At CoinCover, we believe that tackling this trust deficit could be the key to unlocking the next billion users of cryptocurrency. Driving such a shift will require more than just our efforts. As an industry, crypto must urgently find more effective ways to tell its story showcasing not only its value but also its security. A collective, coordinated effort from stakeholders across the ecosystem is essential to reshape public perception and build lasting confidence.

The Path to the Next Billion Crypto Users

That sentiment is unlikely to raise eyebrows. From my experience, there’s broad agreement that crypto must do more to manage how it’s perceived by those outside the space. Yet, when it comes to charting a path forward, consensus becomes far more elusive. Chief among the contentious issues is the role of external regulation; a topic that continues to divide opinion across the sector and spark lively debate.

Unlike just a few years ago, when regulation in the crypto space was minimal, businesses today face a growing list of compliance demands. Moreover, expectations are mounting that regulatory oversight will only become more stringent in the months and years ahead. For many within the sector, this external scrutiny sits uneasily alongside the original ethos and mission of cryptocurrencies.

Evolution, Not Revolution

Many crypto OGs acknowledge that the space was born out of a desire for decentralisation, autonomy, and freedom from traditional financial systems. Yet, as with many movements, that founding mission has evolved over time. Today, crypto no longer exists as a siloed alternative but is increasingly integrated into the broader financial ecosystem that supports the modern global economy.
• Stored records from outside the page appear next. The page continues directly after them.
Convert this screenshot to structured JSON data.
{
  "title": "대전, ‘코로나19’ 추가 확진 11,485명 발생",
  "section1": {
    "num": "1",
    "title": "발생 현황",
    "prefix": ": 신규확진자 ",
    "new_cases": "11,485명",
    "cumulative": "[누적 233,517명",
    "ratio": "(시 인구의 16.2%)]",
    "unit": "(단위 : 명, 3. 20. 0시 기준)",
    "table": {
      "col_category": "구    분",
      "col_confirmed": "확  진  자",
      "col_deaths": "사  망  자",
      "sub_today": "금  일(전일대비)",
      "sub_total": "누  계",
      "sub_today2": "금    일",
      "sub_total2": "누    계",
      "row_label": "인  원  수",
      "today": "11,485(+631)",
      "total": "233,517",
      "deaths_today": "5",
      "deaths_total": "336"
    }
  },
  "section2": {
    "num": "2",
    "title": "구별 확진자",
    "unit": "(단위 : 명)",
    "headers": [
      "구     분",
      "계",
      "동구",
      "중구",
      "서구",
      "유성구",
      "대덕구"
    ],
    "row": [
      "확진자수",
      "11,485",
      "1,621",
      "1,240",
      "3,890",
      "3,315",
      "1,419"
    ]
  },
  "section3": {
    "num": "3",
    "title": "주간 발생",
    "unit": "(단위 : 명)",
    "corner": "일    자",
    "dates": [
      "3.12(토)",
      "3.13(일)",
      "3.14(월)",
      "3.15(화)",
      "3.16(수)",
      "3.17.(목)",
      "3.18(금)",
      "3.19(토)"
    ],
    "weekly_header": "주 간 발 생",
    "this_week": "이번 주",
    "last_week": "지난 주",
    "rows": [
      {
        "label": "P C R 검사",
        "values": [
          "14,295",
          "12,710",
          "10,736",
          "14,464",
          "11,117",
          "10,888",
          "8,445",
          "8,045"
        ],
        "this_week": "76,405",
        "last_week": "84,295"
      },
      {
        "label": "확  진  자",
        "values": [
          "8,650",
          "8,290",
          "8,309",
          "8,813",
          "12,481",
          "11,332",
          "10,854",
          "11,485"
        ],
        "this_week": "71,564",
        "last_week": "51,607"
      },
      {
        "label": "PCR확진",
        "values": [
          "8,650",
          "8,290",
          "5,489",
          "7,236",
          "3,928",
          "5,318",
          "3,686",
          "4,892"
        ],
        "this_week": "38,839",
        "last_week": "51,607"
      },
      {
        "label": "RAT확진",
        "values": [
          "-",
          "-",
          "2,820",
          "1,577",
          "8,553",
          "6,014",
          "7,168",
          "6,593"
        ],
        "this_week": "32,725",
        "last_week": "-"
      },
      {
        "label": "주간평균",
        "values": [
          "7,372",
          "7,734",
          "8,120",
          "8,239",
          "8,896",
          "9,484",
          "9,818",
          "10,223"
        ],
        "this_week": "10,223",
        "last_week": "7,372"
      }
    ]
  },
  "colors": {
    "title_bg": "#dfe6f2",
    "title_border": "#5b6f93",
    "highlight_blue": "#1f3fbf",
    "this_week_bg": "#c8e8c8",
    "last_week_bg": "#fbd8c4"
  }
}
While for some the merits of this evolution remain up for debate, its reality is undeniable. For those of us committed to broadening access to the benefits of cryptocurrency, this moment presents more opportunity than challenge. In terms of user access, the crypto space has reached heights few could have expected. The ideology that shaped the sector’s early days need not be discarded, but elements of it must evolve to reflect the times we live in.

Responsible Regulation

At present, regulation represents the key tension point between these two opposing worldviews. For some, external oversight undermines the very essence of crypto. For others, the wave of incoming compliance offers much-needed validation, a chance for the sector to shed its chequered reputation and re-emerge as a more trusted, credible, and accessible solution for the next billion global users.

As a long-time crypto enthusiast, I appreciate the merits of both sides of the debate. At the same time, I’m realistic enough to acknowledge that the genie is well and truly out of the bottle. There’s no turning back the clock on regulation – and perhaps nor should there be. While few within the sector would advocate for overly stringent measures, there is a clear and pressing need for measures to be introduced and upheld that incentivise good behaviour across the board.

Unlocking the Next Wave of Users

Embracing responsible compliance, and viewing its introduction as an opportunity rather than a threat would mark a positive step forward for the sector. Additionally, it would help initiate the much-needed process of reshaping crypto’s public image: one that reflects a commitment to accountability, long-term growth, and sustainable progress. It could prove crucial as the sector looks to unlock the next billion global users.

At CoinCover, we’re committed to helping shape the conversation around this issue. In the months ahead, we aim to engage openly with all sides of the debate; from regulators to crypto companies. By fostering dialogue across the ecosystem, we believe we can play a constructive role in helping the sector reach a more balanced, sustainable equilibrium — one that serves the interests of all stakeholders, and most importantly, its users.